第6話 ともだち
車に乗って自宅へ帰る最中、疲れたのか紬希はチャイルドシートにもたれかかりながら眠ってしまった。自宅マンションの駐車場についても目を覚ます様子がないので抱っこして家の中へと運ぶ。リビングのソファに寝かせると、タオルケットをかけた。
幸せそうな寝顔だった。額に手を当ててみるが、熱はない。乱れた前髪をそっと整えると、柊奈乃は夕食の支度に取り掛かることにした。
夕食は無難にカレーライスにしようと決めていた。これから即売会に備えて最後の準備をしないといけない。明日のイベントは一日中かかるから多めに作っておけばきっと大丈夫だろう。
(圭斗はまたカレーか、と言うかもしれないけれど)
柊奈乃にとっては明日のハンドメイド即売会は大きなチャンスだった。昔からの手先の器用さを活かしてハンドメイドを始めて、ハンドメイド作家としてアプリやフリマサイト、SNSを中心に販売をスタートさせたのが半年前。しかし、ほとんどと言っていいほど利益は出ていなかった。

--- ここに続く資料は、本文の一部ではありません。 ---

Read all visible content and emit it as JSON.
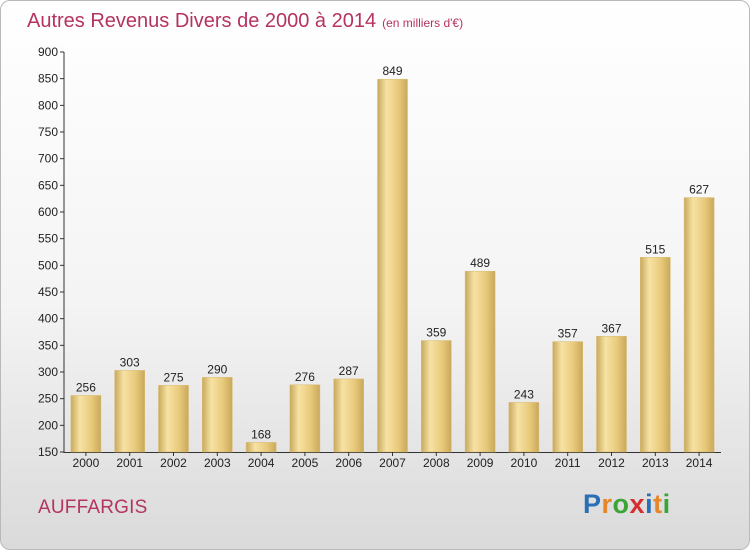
{
  "chart_data": {
    "type": "bar",
    "title": "Autres Revenus Divers de 2000 à 2014",
    "subtitle": "(en milliers d'€)",
    "categories": [
      "2000",
      "2001",
      "2002",
      "2003",
      "2004",
      "2005",
      "2006",
      "2007",
      "2008",
      "2009",
      "2010",
      "2011",
      "2012",
      "2013",
      "2014"
    ],
    "values": [
      256,
      303,
      275,
      290,
      168,
      276,
      287,
      849,
      359,
      489,
      243,
      357,
      367,
      515,
      627
    ],
    "xlabel": "",
    "ylabel": "",
    "ylim": [
      150,
      900
    ],
    "yticks": [
      150,
      200,
      250,
      300,
      350,
      400,
      450,
      500,
      550,
      600,
      650,
      700,
      750,
      800,
      850,
      900
    ],
    "grid": false,
    "legend": "none",
    "bar_color": "#e8c97a",
    "bar_highlight": "#f7e2a4",
    "bar_shade": "#c8a95c"
  },
  "location": {
    "name": "AUFFARGIS"
  },
  "brand": {
    "letters": [
      "P",
      "r",
      "o",
      "x",
      "i",
      "t",
      "i"
    ],
    "colors": [
      "#2a6fb6",
      "#e5862a",
      "#3aa535",
      "#d62e2e",
      "#2a6fb6",
      "#e5862a",
      "#3aa535"
    ]
  },
  "colors": {
    "accent": "#b5335f"
  }
}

柊奈乃がターゲット層にしているのは、自分と同じ子育て世代だ。子ども向けのTシャツや靴下、帽子、缶バッジなどを作っている。それから子ども連れで出掛けるときには必須な大きめのトートバック。最近では、マスクの個性化に需要があるためマスクにも力を入れて販売していた。

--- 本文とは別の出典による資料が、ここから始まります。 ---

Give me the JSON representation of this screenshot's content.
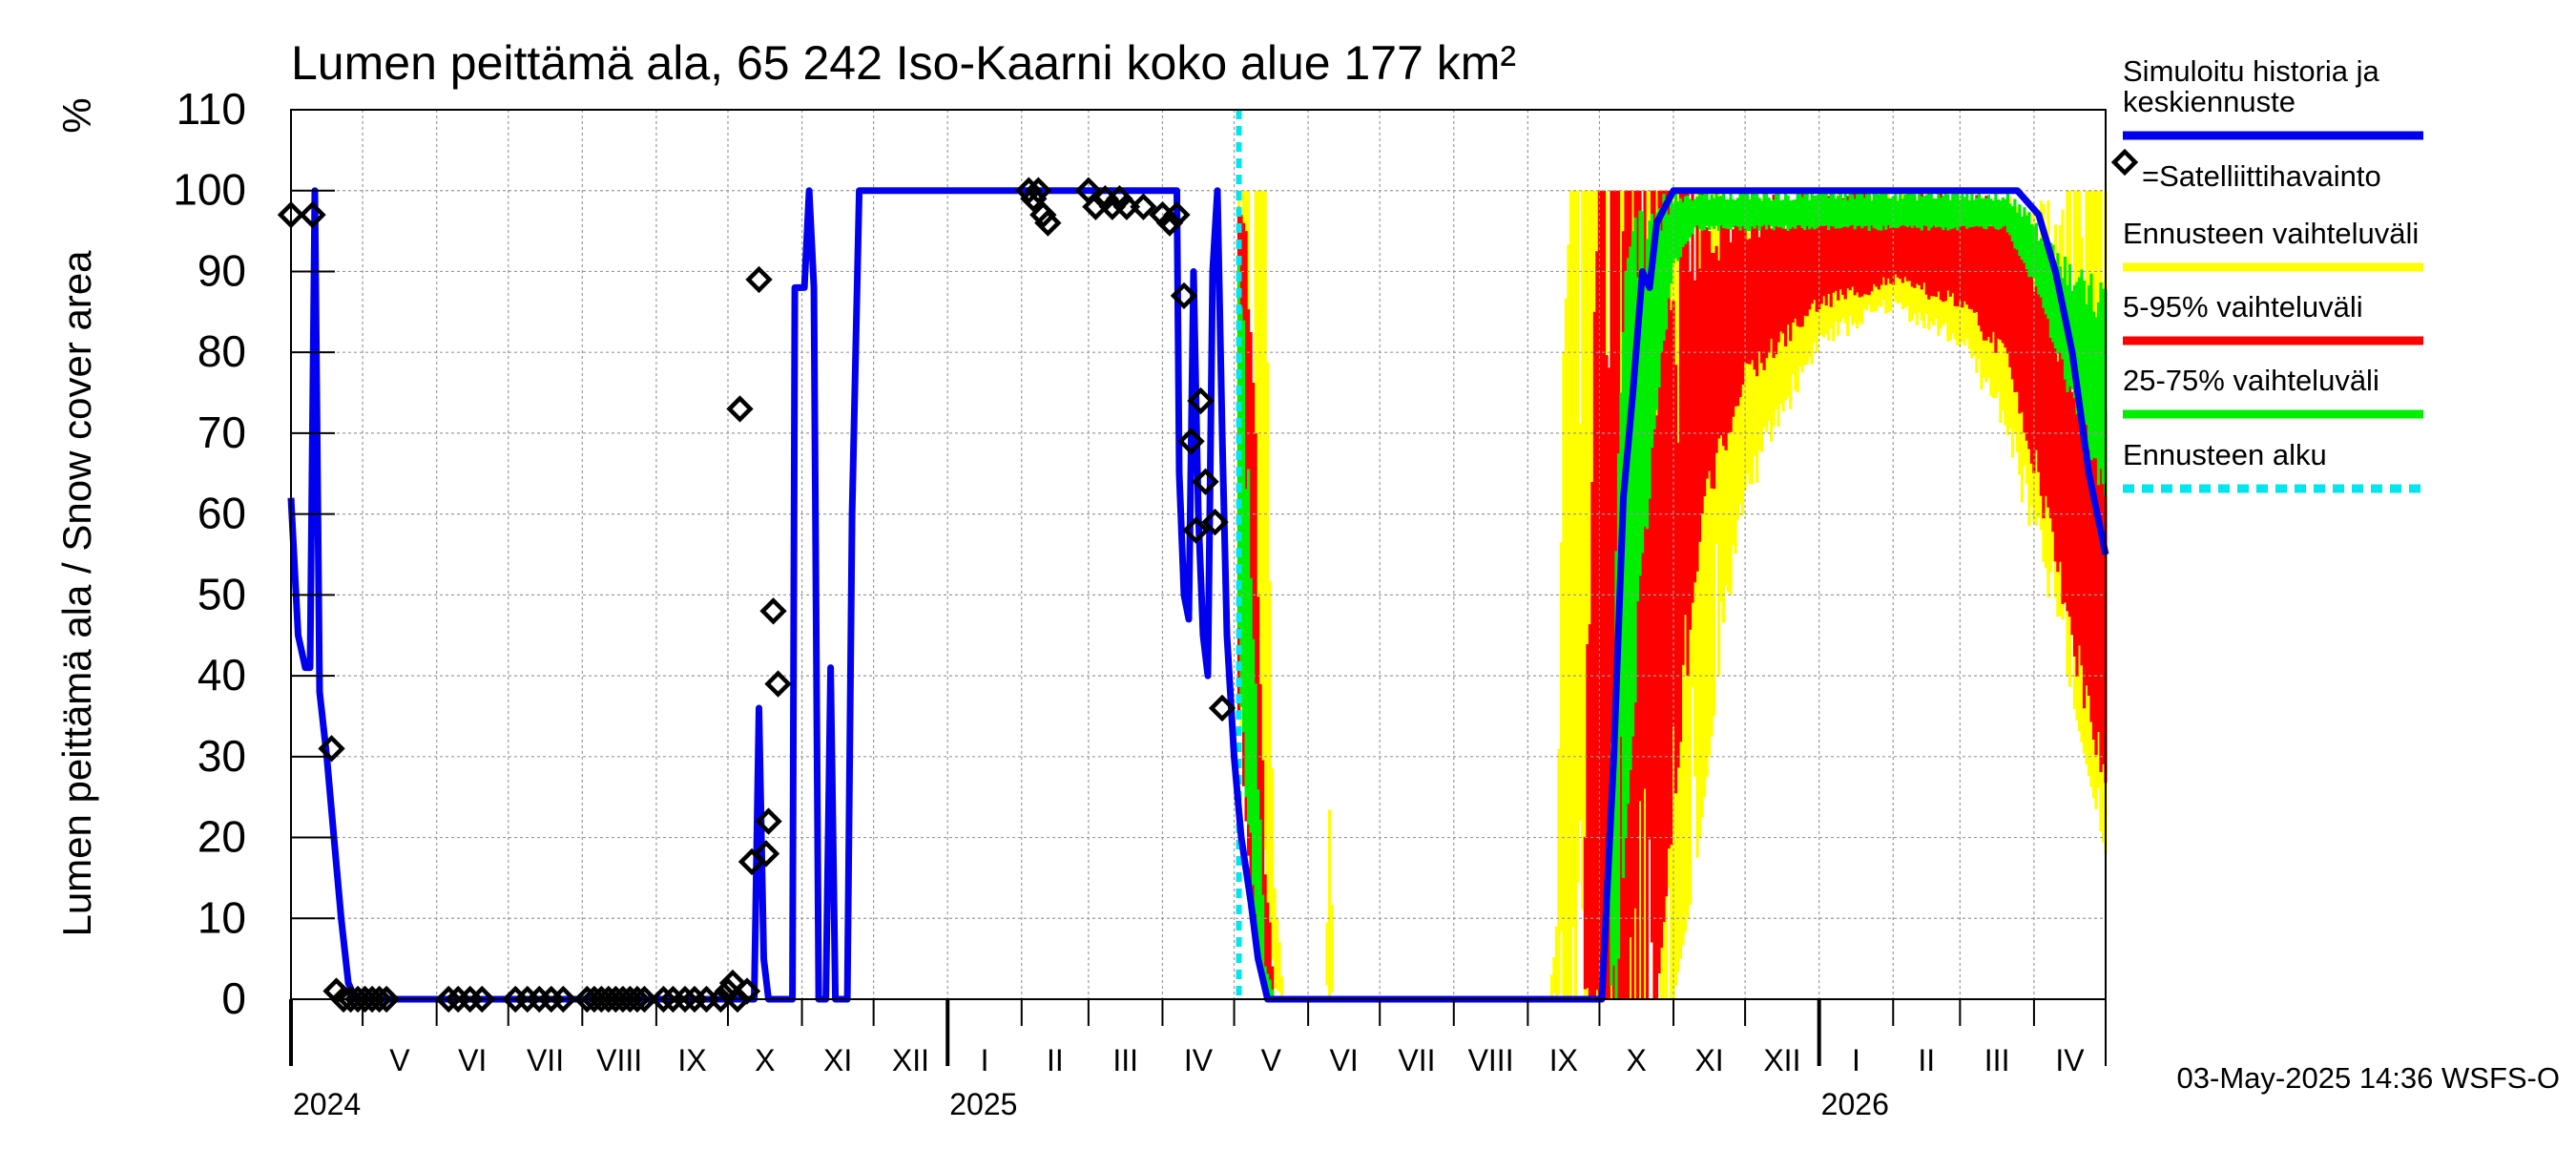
{
  "chart_data": {
    "type": "area",
    "title": "Lumen peittämä ala, 65 242 Iso-Kaarni koko alue 177 km²",
    "ylabel": "Lumen peittämä ala / Snow cover area",
    "yunit": "%",
    "ylim": [
      0,
      110
    ],
    "yticks": [
      0,
      10,
      20,
      30,
      40,
      50,
      60,
      70,
      80,
      90,
      100,
      110
    ],
    "xlim": [
      "2024-04-01",
      "2026-05-01"
    ],
    "grid": true,
    "legend_position": "right",
    "months": [
      {
        "label": "V",
        "start": "2024-05-01"
      },
      {
        "label": "VI",
        "start": "2024-06-01"
      },
      {
        "label": "VII",
        "start": "2024-07-01"
      },
      {
        "label": "VIII",
        "start": "2024-08-01"
      },
      {
        "label": "IX",
        "start": "2024-09-01"
      },
      {
        "label": "X",
        "start": "2024-10-01"
      },
      {
        "label": "XI",
        "start": "2024-11-01"
      },
      {
        "label": "XII",
        "start": "2024-12-01"
      },
      {
        "label": "I",
        "start": "2025-01-01"
      },
      {
        "label": "II",
        "start": "2025-02-01"
      },
      {
        "label": "III",
        "start": "2025-03-01"
      },
      {
        "label": "IV",
        "start": "2025-04-01"
      },
      {
        "label": "V",
        "start": "2025-05-01"
      },
      {
        "label": "VI",
        "start": "2025-06-01"
      },
      {
        "label": "VII",
        "start": "2025-07-01"
      },
      {
        "label": "VIII",
        "start": "2025-08-01"
      },
      {
        "label": "IX",
        "start": "2025-09-01"
      },
      {
        "label": "X",
        "start": "2025-10-01"
      },
      {
        "label": "XI",
        "start": "2025-11-01"
      },
      {
        "label": "XII",
        "start": "2025-12-01"
      },
      {
        "label": "I",
        "start": "2026-01-01"
      },
      {
        "label": "II",
        "start": "2026-02-01"
      },
      {
        "label": "III",
        "start": "2026-03-01"
      },
      {
        "label": "IV",
        "start": "2026-04-01"
      }
    ],
    "years": [
      {
        "label": "2024",
        "date": "2024-04-01"
      },
      {
        "label": "2025",
        "date": "2025-01-01"
      },
      {
        "label": "2026",
        "date": "2026-01-01"
      }
    ],
    "forecast_start": "2025-05-03",
    "series": [
      {
        "name": "Simuloitu historia ja keskiennuste",
        "color": "#0000ee",
        "points": [
          [
            "2024-04-01",
            62
          ],
          [
            "2024-04-04",
            45
          ],
          [
            "2024-04-07",
            41
          ],
          [
            "2024-04-09",
            41
          ],
          [
            "2024-04-11",
            100
          ],
          [
            "2024-04-13",
            38
          ],
          [
            "2024-04-16",
            30
          ],
          [
            "2024-04-19",
            20
          ],
          [
            "2024-04-22",
            10
          ],
          [
            "2024-04-25",
            2
          ],
          [
            "2024-04-28",
            0
          ],
          [
            "2024-10-12",
            0
          ],
          [
            "2024-10-14",
            36
          ],
          [
            "2024-10-16",
            5
          ],
          [
            "2024-10-18",
            0
          ],
          [
            "2024-10-28",
            0
          ],
          [
            "2024-10-29",
            88
          ],
          [
            "2024-11-02",
            88
          ],
          [
            "2024-11-04",
            100
          ],
          [
            "2024-11-06",
            88
          ],
          [
            "2024-11-08",
            0
          ],
          [
            "2024-11-11",
            0
          ],
          [
            "2024-11-13",
            41
          ],
          [
            "2024-11-15",
            0
          ],
          [
            "2024-11-20",
            0
          ],
          [
            "2024-11-22",
            60
          ],
          [
            "2024-11-25",
            100
          ],
          [
            "2025-04-05",
            100
          ],
          [
            "2025-04-07",
            100
          ],
          [
            "2025-04-08",
            65
          ],
          [
            "2025-04-10",
            50
          ],
          [
            "2025-04-12",
            47
          ],
          [
            "2025-04-14",
            90
          ],
          [
            "2025-04-16",
            60
          ],
          [
            "2025-04-18",
            45
          ],
          [
            "2025-04-20",
            40
          ],
          [
            "2025-04-22",
            90
          ],
          [
            "2025-04-24",
            100
          ],
          [
            "2025-04-26",
            70
          ],
          [
            "2025-04-28",
            45
          ],
          [
            "2025-05-01",
            30
          ],
          [
            "2025-05-04",
            20
          ],
          [
            "2025-05-08",
            12
          ],
          [
            "2025-05-11",
            5
          ],
          [
            "2025-05-15",
            0
          ],
          [
            "2025-09-27",
            0
          ],
          [
            "2025-10-02",
            0
          ],
          [
            "2025-10-07",
            30
          ],
          [
            "2025-10-11",
            62
          ],
          [
            "2025-10-15",
            75
          ],
          [
            "2025-10-19",
            90
          ],
          [
            "2025-10-22",
            88
          ],
          [
            "2025-10-25",
            96
          ],
          [
            "2025-11-01",
            100
          ],
          [
            "2026-03-25",
            100
          ],
          [
            "2026-04-03",
            97
          ],
          [
            "2026-04-10",
            90
          ],
          [
            "2026-04-17",
            80
          ],
          [
            "2026-04-24",
            65
          ],
          [
            "2026-05-01",
            55
          ]
        ]
      }
    ],
    "satellite_observations": {
      "name": "=Satelliittihavainto",
      "points": [
        [
          "2024-04-01",
          97
        ],
        [
          "2024-04-10",
          97
        ],
        [
          "2024-04-18",
          31
        ],
        [
          "2024-04-20",
          1
        ],
        [
          "2024-04-23",
          0
        ],
        [
          "2024-04-26",
          0
        ],
        [
          "2024-04-29",
          0
        ],
        [
          "2024-05-02",
          0
        ],
        [
          "2024-05-05",
          0
        ],
        [
          "2024-05-08",
          0
        ],
        [
          "2024-05-11",
          0
        ],
        [
          "2024-06-06",
          0
        ],
        [
          "2024-06-10",
          0
        ],
        [
          "2024-06-15",
          0
        ],
        [
          "2024-06-20",
          0
        ],
        [
          "2024-07-04",
          0
        ],
        [
          "2024-07-09",
          0
        ],
        [
          "2024-07-14",
          0
        ],
        [
          "2024-07-19",
          0
        ],
        [
          "2024-07-24",
          0
        ],
        [
          "2024-08-03",
          0
        ],
        [
          "2024-08-06",
          0
        ],
        [
          "2024-08-09",
          0
        ],
        [
          "2024-08-12",
          0
        ],
        [
          "2024-08-15",
          0
        ],
        [
          "2024-08-18",
          0
        ],
        [
          "2024-08-21",
          0
        ],
        [
          "2024-08-24",
          0
        ],
        [
          "2024-08-27",
          0
        ],
        [
          "2024-09-04",
          0
        ],
        [
          "2024-09-08",
          0
        ],
        [
          "2024-09-13",
          0
        ],
        [
          "2024-09-17",
          0
        ],
        [
          "2024-09-22",
          0
        ],
        [
          "2024-09-28",
          0
        ],
        [
          "2024-10-01",
          1
        ],
        [
          "2024-10-03",
          2
        ],
        [
          "2024-10-05",
          0
        ],
        [
          "2024-10-06",
          73
        ],
        [
          "2024-10-09",
          1
        ],
        [
          "2024-10-11",
          17
        ],
        [
          "2024-10-14",
          89
        ],
        [
          "2024-10-17",
          18
        ],
        [
          "2024-10-18",
          22
        ],
        [
          "2024-10-20",
          48
        ],
        [
          "2024-10-22",
          39
        ],
        [
          "2025-02-04",
          100
        ],
        [
          "2025-02-06",
          99
        ],
        [
          "2025-02-08",
          100
        ],
        [
          "2025-02-10",
          97
        ],
        [
          "2025-02-12",
          96
        ],
        [
          "2025-03-01",
          100
        ],
        [
          "2025-03-04",
          98
        ],
        [
          "2025-03-08",
          99
        ],
        [
          "2025-03-11",
          98
        ],
        [
          "2025-03-14",
          99
        ],
        [
          "2025-03-17",
          98
        ],
        [
          "2025-03-24",
          98
        ],
        [
          "2025-04-01",
          97
        ],
        [
          "2025-04-04",
          96
        ],
        [
          "2025-04-07",
          97
        ],
        [
          "2025-04-10",
          87
        ],
        [
          "2025-04-13",
          69
        ],
        [
          "2025-04-15",
          58
        ],
        [
          "2025-04-17",
          74
        ],
        [
          "2025-04-19",
          64
        ],
        [
          "2025-04-23",
          59
        ],
        [
          "2025-04-26",
          36
        ]
      ]
    },
    "bands": [
      {
        "name": "Ennusteen vaihteluväli",
        "color": "#ffff00",
        "points": [
          [
            "2025-05-03",
            100,
            38
          ],
          [
            "2025-05-06",
            100,
            25
          ],
          [
            "2025-05-10",
            100,
            8
          ],
          [
            "2025-05-14",
            100,
            0
          ],
          [
            "2025-05-18",
            15,
            0
          ],
          [
            "2025-05-22",
            0,
            0
          ],
          [
            "2025-06-08",
            0,
            0
          ],
          [
            "2025-06-10",
            25,
            0
          ],
          [
            "2025-06-12",
            0,
            0
          ],
          [
            "2025-09-10",
            0,
            0
          ],
          [
            "2025-09-13",
            10,
            0
          ],
          [
            "2025-09-16",
            80,
            0
          ],
          [
            "2025-09-19",
            100,
            0
          ],
          [
            "2025-10-10",
            100,
            0
          ],
          [
            "2025-11-01",
            100,
            0
          ],
          [
            "2025-11-10",
            100,
            15
          ],
          [
            "2025-11-20",
            100,
            40
          ],
          [
            "2025-12-01",
            100,
            60
          ],
          [
            "2025-12-15",
            100,
            70
          ],
          [
            "2026-01-01",
            100,
            80
          ],
          [
            "2026-02-01",
            100,
            85
          ],
          [
            "2026-03-01",
            100,
            80
          ],
          [
            "2026-03-20",
            100,
            70
          ],
          [
            "2026-04-01",
            100,
            55
          ],
          [
            "2026-04-15",
            100,
            40
          ],
          [
            "2026-05-01",
            100,
            18
          ]
        ]
      },
      {
        "name": "5-95% vaihteluväli",
        "color": "#ff0000",
        "points": [
          [
            "2025-05-03",
            98,
            35
          ],
          [
            "2025-05-06",
            95,
            22
          ],
          [
            "2025-05-10",
            70,
            5
          ],
          [
            "2025-05-14",
            20,
            0
          ],
          [
            "2025-05-18",
            0,
            0
          ],
          [
            "2025-09-24",
            0,
            0
          ],
          [
            "2025-09-27",
            70,
            0
          ],
          [
            "2025-10-01",
            100,
            0
          ],
          [
            "2025-10-25",
            100,
            0
          ],
          [
            "2025-11-05",
            100,
            35
          ],
          [
            "2025-11-15",
            100,
            60
          ],
          [
            "2025-12-01",
            100,
            75
          ],
          [
            "2026-01-01",
            100,
            85
          ],
          [
            "2026-02-01",
            100,
            88
          ],
          [
            "2026-03-01",
            100,
            85
          ],
          [
            "2026-03-20",
            100,
            78
          ],
          [
            "2026-04-01",
            95,
            65
          ],
          [
            "2026-04-15",
            85,
            45
          ],
          [
            "2026-05-01",
            80,
            22
          ]
        ]
      },
      {
        "name": "25-75% vaihteluväli",
        "color": "#00ee00",
        "points": [
          [
            "2025-05-03",
            95,
            38
          ],
          [
            "2025-05-06",
            85,
            25
          ],
          [
            "2025-05-10",
            40,
            8
          ],
          [
            "2025-05-14",
            5,
            0
          ],
          [
            "2025-05-18",
            0,
            0
          ],
          [
            "2025-10-05",
            0,
            0
          ],
          [
            "2025-10-08",
            60,
            0
          ],
          [
            "2025-10-12",
            90,
            20
          ],
          [
            "2025-10-18",
            100,
            45
          ],
          [
            "2025-10-24",
            100,
            70
          ],
          [
            "2025-11-01",
            100,
            90
          ],
          [
            "2025-11-10",
            100,
            95
          ],
          [
            "2026-03-20",
            100,
            95
          ],
          [
            "2026-04-01",
            97,
            88
          ],
          [
            "2026-04-15",
            92,
            75
          ],
          [
            "2026-05-01",
            90,
            60
          ]
        ]
      }
    ],
    "legend": [
      {
        "label": "Simuloitu historia ja keskiennuste",
        "style": "line",
        "color": "#0000ee"
      },
      {
        "label": "=Satelliittihavainto",
        "style": "marker",
        "color": "#000000"
      },
      {
        "label": "Ennusteen vaihteluväli",
        "style": "line",
        "color": "#ffff00"
      },
      {
        "label": "5-95% vaihteluväli",
        "style": "line",
        "color": "#ff0000"
      },
      {
        "label": "25-75% vaihteluväli",
        "style": "line",
        "color": "#00ee00"
      },
      {
        "label": "Ennusteen alku",
        "style": "dashed",
        "color": "#00e5ee"
      }
    ],
    "footer": "03-May-2025 14:36 WSFS-O"
  }
}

数多いる同業者との差別化をはかるために柊奈乃が考えた方策が『キャラクター』だ。芸術と感じるほどの個性的な作品や質の高い商品を作るのは現状では難しい。それならと、昔から自分の中で培ってきた猫のキャラクターである『マリーゴールド』を前面に押し出して顧客を開拓しようと決めた。

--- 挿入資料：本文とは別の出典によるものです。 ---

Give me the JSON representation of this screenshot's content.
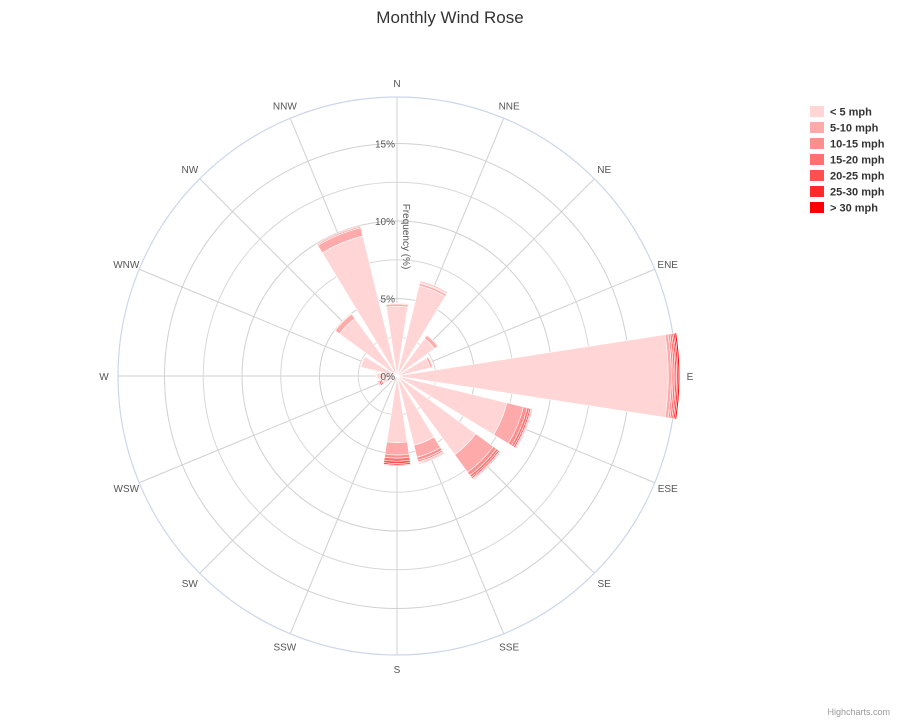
{
  "chart_data": {
    "type": "polar-stacked-column",
    "title": "Monthly Wind Rose",
    "radial_axis_title": "Frequency (%)",
    "radial_ticks": [
      "0%",
      "5%",
      "10%",
      "15%"
    ],
    "radial_tick_values": [
      0,
      5,
      10,
      15
    ],
    "rmax": 18,
    "directions": [
      "N",
      "NNE",
      "NE",
      "ENE",
      "E",
      "ESE",
      "SE",
      "SSE",
      "S",
      "SSW",
      "SW",
      "WSW",
      "W",
      "WNW",
      "NW",
      "NNW"
    ],
    "series": [
      {
        "name": "< 5 mph",
        "color": "#ffd5d5",
        "values": [
          4.5,
          6.0,
          3.0,
          2.2,
          17.5,
          7.3,
          6.3,
          4.6,
          4.3,
          0.0,
          0.4,
          0.9,
          1.3,
          2.4,
          4.6,
          9.3
        ]
      },
      {
        "name": "5-10 mph",
        "color": "#ffaaaa",
        "values": [
          0.15,
          0.15,
          0.25,
          0.15,
          0.2,
          1.1,
          1.4,
          0.8,
          0.8,
          0.0,
          0.05,
          0.05,
          0.05,
          0.05,
          0.35,
          0.55
        ]
      },
      {
        "name": "10-15 mph",
        "color": "#ff8f8f",
        "values": [
          0.05,
          0.05,
          0.05,
          0.05,
          0.12,
          0.25,
          0.25,
          0.2,
          0.2,
          0.0,
          0.0,
          0.05,
          0.0,
          0.0,
          0.05,
          0.08
        ]
      },
      {
        "name": "15-20 mph",
        "color": "#ff7070",
        "values": [
          0.0,
          0.05,
          0.0,
          0.0,
          0.12,
          0.15,
          0.15,
          0.1,
          0.2,
          0.0,
          0.0,
          0.1,
          0.0,
          0.0,
          0.0,
          0.05
        ]
      },
      {
        "name": "20-25 mph",
        "color": "#ff5050",
        "values": [
          0.0,
          0.05,
          0.0,
          0.0,
          0.1,
          0.1,
          0.1,
          0.05,
          0.15,
          0.0,
          0.0,
          0.1,
          0.0,
          0.0,
          0.0,
          0.0
        ]
      },
      {
        "name": "25-30 mph",
        "color": "#ff2b2b",
        "values": [
          0.0,
          0.0,
          0.0,
          0.0,
          0.1,
          0.05,
          0.05,
          0.05,
          0.1,
          0.0,
          0.0,
          0.05,
          0.0,
          0.0,
          0.0,
          0.0
        ]
      },
      {
        "name": "> 30 mph",
        "color": "#ff0000",
        "values": [
          0.0,
          0.0,
          0.0,
          0.0,
          0.1,
          0.05,
          0.05,
          0.05,
          0.05,
          0.0,
          0.0,
          0.05,
          0.0,
          0.0,
          0.0,
          0.0
        ]
      }
    ],
    "legend_position": "top-right",
    "grid": true
  },
  "credits": "Highcharts.com"
}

デブ猫マリーの一番のファンは、今のところは娘の紬希ではあるが、
アプリやSNSでは大量の商品に埋もれてしまう。だけど、即売会ならじっくりと会場を回るお客さんの目に止まるかもしれない。出店費もそんなにかからないしと、知り合いに誘われてブースを出すことを決めた。
小さいブースと言ってもお店。店構えとして看板や飾り付けもしっかり用意しなければいけない。柊奈乃には時間がなかった。
時間節約のために、水を入れた大鍋を湯にかけながら切った先から材料を入れていく。野菜に豚肉、全部の材料を入れたところでお玉で鍋をゆっくりとかき混ぜていく。
ふと、公園での出来事が頭をよぎった。